– А… эта… У себя она.
– Позови-ка ее в горницу.
– Сей момент!
Оборванец исчез в боковой двери, а Петр шагнул в большую комнату. Алексей Николаевич последовал за ним, встал так, чтобы видеть всех, а сам прижался к стене.
В горнице, освещенной огарком свечи, стояло два десятка нар. Посреди тянулся длинный стол, уставленный пустыми бутылками и мисками с объедками. Пахло немытым человеческим телом, кислой капустой и свежей блевотиной. На нарах лежали по два человека, так что свободного места не оставалось. Еще нескольких Лыков заметил на полу.
– Всем проснуться и предъявить документы! – зычно крикнул Англиченков. – Полиция, мать ее ети!
На этих словах народ заворочался, раздались ругательства, но вставать никто не спешил.
– Дай поспать, ирод, – послышалось с соседней нары. – Вишь, повадился через день ходить. Все равно денег нет, ничего не заколотишь.

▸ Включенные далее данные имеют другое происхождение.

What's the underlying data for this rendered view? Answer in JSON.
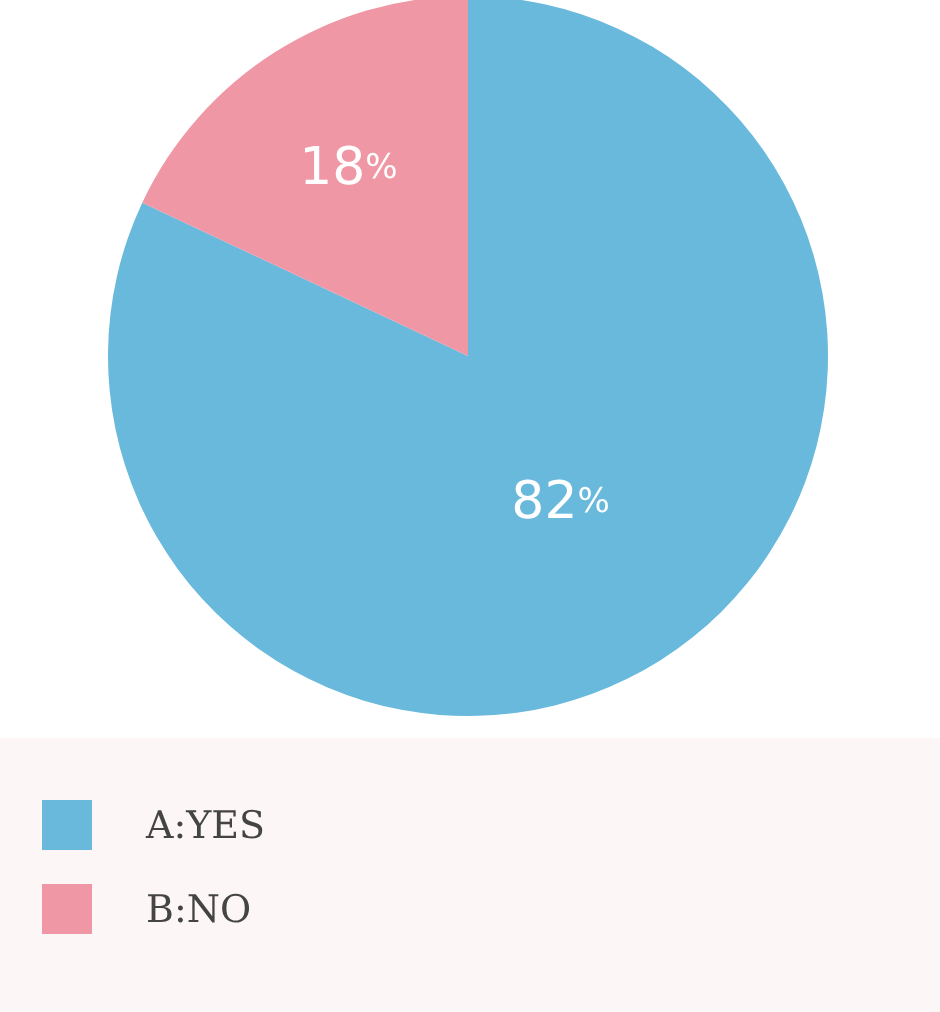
{
  "chart_data": {
    "type": "pie",
    "categories": [
      "A:YES",
      "B:NO"
    ],
    "values": [
      82,
      18
    ],
    "colors": [
      "#68b9dc",
      "#ef97a4"
    ],
    "value_labels": [
      "82%",
      "18%"
    ],
    "legend": "bottom"
  }
}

Тут из сеней вбежала низенькая разбитная тетка и визгливо заголосила:
– Петр Павлович, да что же вы с моей коммерцией делаете! Без ножа режете. Никто больше к Казачихе не придет, и буду я с голоду помирать.
Но тут же перестала голосить и внимательно воззрилась на питерца.
– Ой, а кто это с вами? Новенький?
– Это помощник пристава Четвертого участка господин Лыков, – ответил надзиратель, не моргнув глазом.
– А почему я не знаю? Я весь кадр помню в лицо, а тут помощник пристава – и мимо меня.
– Только что вышел в приказе, – пояснил Алексей Николаевич. – Первый день на службе. Вот, осматриваюсь.
– А… – протянула хозяйка с видимым недоверием. Но Англиченков не дал ей долго раздумывать:
– Знакомьтесь, ваше благородие: Ольга-Генриетта-Вильгельмина Юльевна Колбасенко, вдова хорунжего. Оттого и прозвище ей Казачиха. А это ее притон.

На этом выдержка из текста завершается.